Tuesday, April 19, 2005

Codex won’t affect US law, say associations

Codex won’t affect US law, say associations

4/18/2005 - Industry assocations are seeking to dispel myths that the impending Codex Alimentarius international guidelines for vitamin and mineral food supplements, expected to be adopted in July, will force a change in US law to bring regulation of dietary supplements in line with Europe, writes Jess Halliday.



The American Herbal Products Association (APHA) published a document last week to address concerns from its members and consumers that access to supplements containing vitamins, minerals and herbs will be affected by the guidelines.
All 165 Codex member countries will be required to allow the import of vitamin and mineral supplements that meet the new guidelines, it said.

But since US law on dietary supplements (the 1994 Dietary Supplements Health and Education Act, or DSHEA) is less restrictive than the guidelines, logic dictates that imports which meeting the guidelines’ requirements will also meet those of DHSEA.

However countries whose laws are more restrictive than the guidelines will have to relax their regulations for incoming trade.

The flip-side of the guidelines, as John Hathcock, VP scientific & international affairs at the Council For Responsible Nutrition (CRN), explained to NutraIngredients-USA.com, is that other Codex countries could reject US products that do not meet the regulatory standards of the guidelines.

Whilst the regulations will not force them to reject such products, Hathcock noted that a country is unlikely to be more lenient on foreign imports than it is on products produced domestically.

He added that whilst the primary purpose of Codex is to “protect exporters against whimsical importers,” a country’s government could choose to use Codex as a national policy if it so wished.
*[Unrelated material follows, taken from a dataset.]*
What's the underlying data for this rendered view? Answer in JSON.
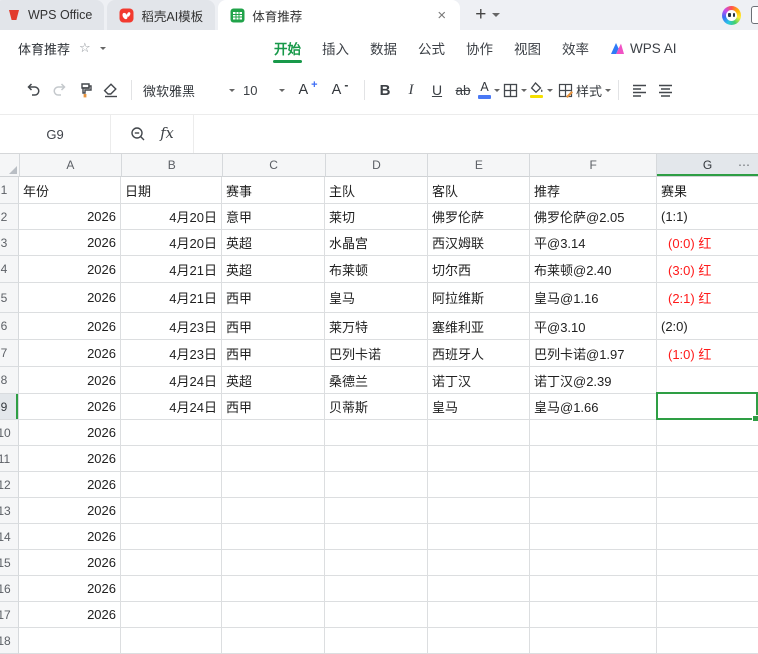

This option is most likely to be exercised by countries which do not have large budgets to develop their own.

The Codex Alimentarius Commission was set up in 1963 by the United Nations Food and Agricultural Organization and the World Health Organization to develop guidelines that protect consumer health and ensure fair trade practices. It has adopted almost 250 standards covering different aspects of the food industry to date.

The Draft Guidelines for Vitamin and Mineral Food Supplements were first proposed in 1993 and are currently at step 8 of the Codex process, the final stage prior to adoption.

The discussions surrounding the new guidelines coincides with industry concern over the 2002 food supplements directive, due to come into force in August.

Earlier this month Advocate General Geelhoed of the European Court of Justice ruled that the directive, which would limit vitamin and mineral supplements to an approved list and see hundreds of widely-used ingredients withdrawn as of August 2005, infringes basic principles of European law and should be rewritten.

The opinion was given after two parallel cases brought by trade associations (the Health Food Manufacturers Association and the National Association of Health Stores) and a consumer health campaign group, the Alliance for Natural Health (ANH), argued that the directive infringes EU constitutional law and basic principles of free trade.

Although not legally binding, in the majority of cases the Advocate General’s opinion reflects that of the senior judge in the final ruling, which is expected in July.

Mark LeDoux, chairman of CRN’s international trade and market development committee, said that the ruling “means that the Draft Standard for Vitamin and Mineral Supplements…is substantively vindicated, and any effort to amend this draft standard at the upcoming Codex Alimentarius Commission meeting in July would not only violate Codex’s fundamental tenets, it would run counter to what the European Union’s own jurists…opined.”

In urging CRN members to support the Codex guidelines, Hathcock called them “consistent with sound scientific principles, public policy and now, developing EU law.”